An Italian-American, she completed her PhD in economics at the New School of Social Research in New York in 1999, and lectured in US and overseas universities, including the University of Technology in Sydney in 2014. In 2017 she became Professor in the Economics of Innovation and Public Value at University College London, and founded its Institute for Innovation and Public Purpose. She is married with four children.
In a recent book, The Big Con: How the Consulting Industry Weakens our Businesses, Infantilises our Governments and Warps our Economies, Mazzucato and her colleague Rosie Collington expose the astonishing fraud and malpractice in the international financial services sector. The current situation of PwC in Australia illustrates the problem precisely.
Mazzucato and Collington in ‘Consultants and the Crisis of Capitalism’ in Project Syndicate on 2 March 2023 pointed to ‘deeper structural problems with contemporary capitalism. The consulting industry may not be wholly responsible for the financialization of the economy, corporate “short-termism,” or the gutting of the public sector, but it certainly thrives on them.’ They ‘profited massively from the push toward privatization, management reform, private financing, outsourcing, digitalization, and austerity.’

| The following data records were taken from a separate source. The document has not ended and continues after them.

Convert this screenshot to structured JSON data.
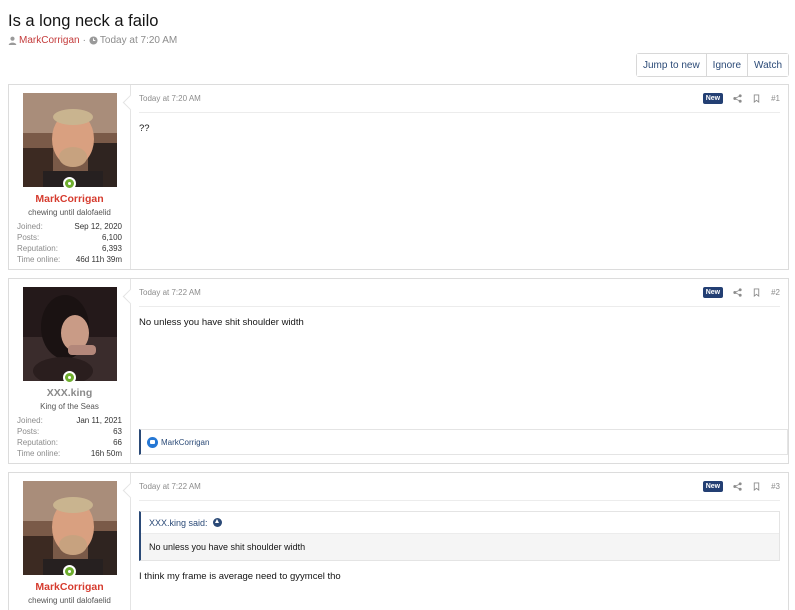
{
  "thread": {
    "title": "Is a long neck a failo",
    "author": "MarkCorrigan",
    "separator": "·",
    "time": "Today at 7:20 AM"
  },
  "toolbar": {
    "jump_to_new": "Jump to new",
    "ignore": "Ignore",
    "watch": "Watch"
  },
  "posts": [
    {
      "username": "MarkCorrigan",
      "usertitle": "chewing until dalofaelid",
      "stats": [
        {
          "label": "Joined:",
          "value": "Sep 12, 2020"
        },
        {
          "label": "Posts:",
          "value": "6,100"
        },
        {
          "label": "Reputation:",
          "value": "6,393"
        },
        {
          "label": "Time online:",
          "value": "46d 11h 39m"
        }
      ],
      "time": "Today at 7:20 AM",
      "badge": "New",
      "number": "#1",
      "body": "??"
    },
    {
      "username": "XXX.king",
      "usertitle": "King of the Seas",
      "stats": [
        {
          "label": "Joined:",
          "value": "Jan 11, 2021"
        },
        {
          "label": "Posts:",
          "value": "63"
        },
        {
          "label": "Reputation:",
          "value": "66"
        },
        {
          "label": "Time online:",
          "value": "16h 50m"
        }
      ],
      "time": "Today at 7:22 AM",
      "badge": "New",
      "number": "#2",
      "body": "No unless you have shit shoulder width",
      "reaction_user": "MarkCorrigan"
    },
    {
      "username": "MarkCorrigan",
      "usertitle": "chewing until dalofaelid",
      "time": "Today at 7:22 AM",
      "badge": "New",
      "number": "#3",
      "quote_author": "XXX.king said:",
      "quote_body": "No unless you have shit shoulder width",
      "body": "I think my frame is average need to gyymcel tho"
    }
  ],
  "colors": {
    "username_red": "#d63c2f",
    "link_blue": "#2b4a77",
    "online_green": "#6fae2e",
    "badge_navy": "#233f73"
  }
}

Pope Francis has been reading Mazzucato for some years. Writing to a committee of judges about social inequality and the cost of Covid-19 vaccines in 2020, he urged people to read her book, The Value of Everything: Making and Taking in the Global Economy, saying that the world had lost sight of the true meaning of value. ‘I believe [her vision] can help to think about the future’, he commented.

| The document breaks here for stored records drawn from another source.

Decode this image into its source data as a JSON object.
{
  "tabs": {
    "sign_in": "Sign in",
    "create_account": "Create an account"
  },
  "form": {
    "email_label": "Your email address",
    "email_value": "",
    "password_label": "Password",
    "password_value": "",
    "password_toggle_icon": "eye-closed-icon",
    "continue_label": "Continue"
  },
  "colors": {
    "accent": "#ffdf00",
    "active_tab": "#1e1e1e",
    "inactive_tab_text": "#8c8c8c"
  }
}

Mazzucato tweeted back: ‘Deeply honoured that the Pope has read my book… and that he agrees that the future – especially post-Covid-19 – has to see a re-prioritisation of “value” over “price”.’

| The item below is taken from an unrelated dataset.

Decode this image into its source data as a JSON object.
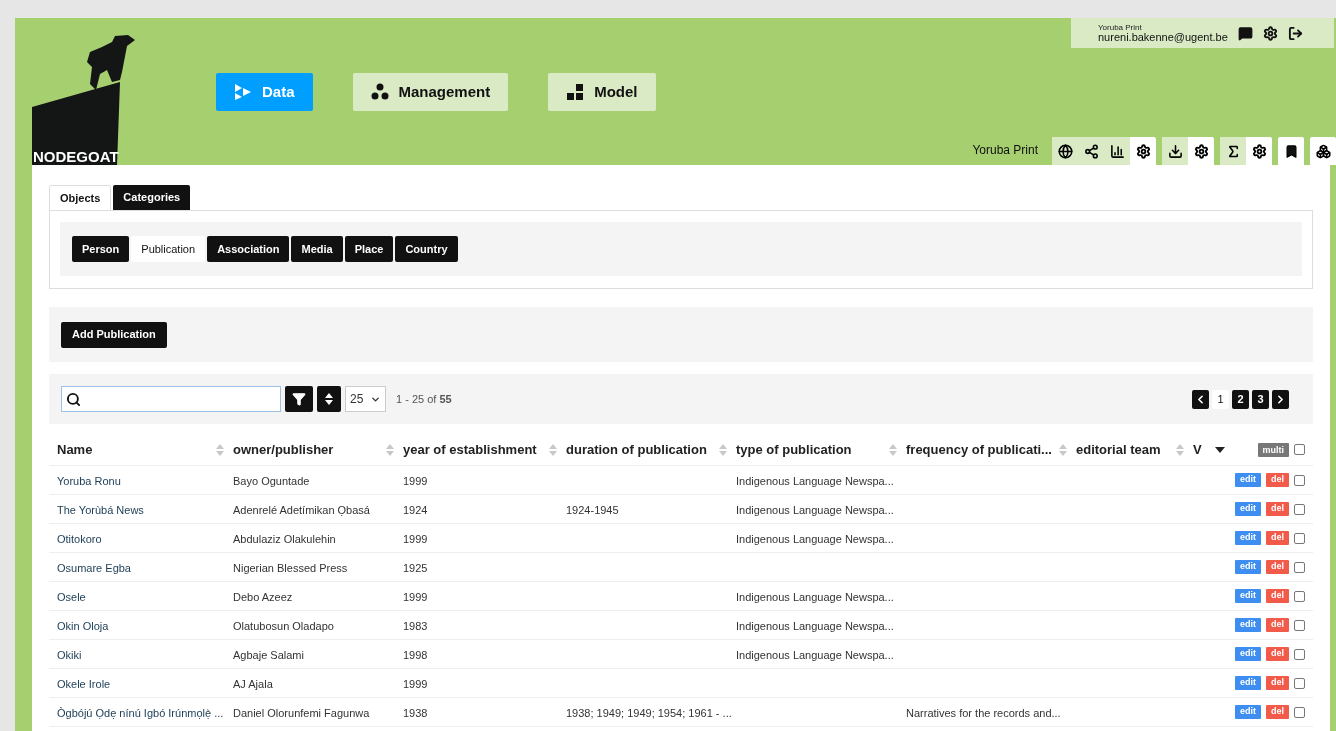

Mazzucato is well known for her 2013 book The Entrepreneurial State: Debunking Public vs. Private Sector Myths. She highlighted the role that governments played in developing radical new innovations, like the internet, where government took the risks but private companies reaped the financial rewards.
Her 2018 book, The Value of Everything, critiqued neoclassical economics and argued that many large private firms have become rent-seekers, drawing excess profits from products that contribute no real value. Against neoliberal policies of small government, she argued that the state has to shape the market so that it is not captured by powerful special interests and instead works for the common good.
Her Mission Economy: A Moonshot Guide to Changing Capitalism (2021) argued that when the United States decided to land men on the moon, the government put all its available resources into achieving this goal, in cooperation with private firms. Mazzucato urged the international community likewise to prioritise critical social goals, as in the SDGs, and to mobilise resources needed to achieve them.
Francis does not claim to be an economist, but he is appealing to Mazzucato, other economists and people of good will everywhere to work collaboratively in shaping a world where everyone has the opportunity and resources to lead a more fulfilling life.
Bruce Duncan is a Redemptorist priest and an emeritus lecturer in areas of social justice at Yarra Theological Union in Melbourne. He is former editor of Social Policy Connections.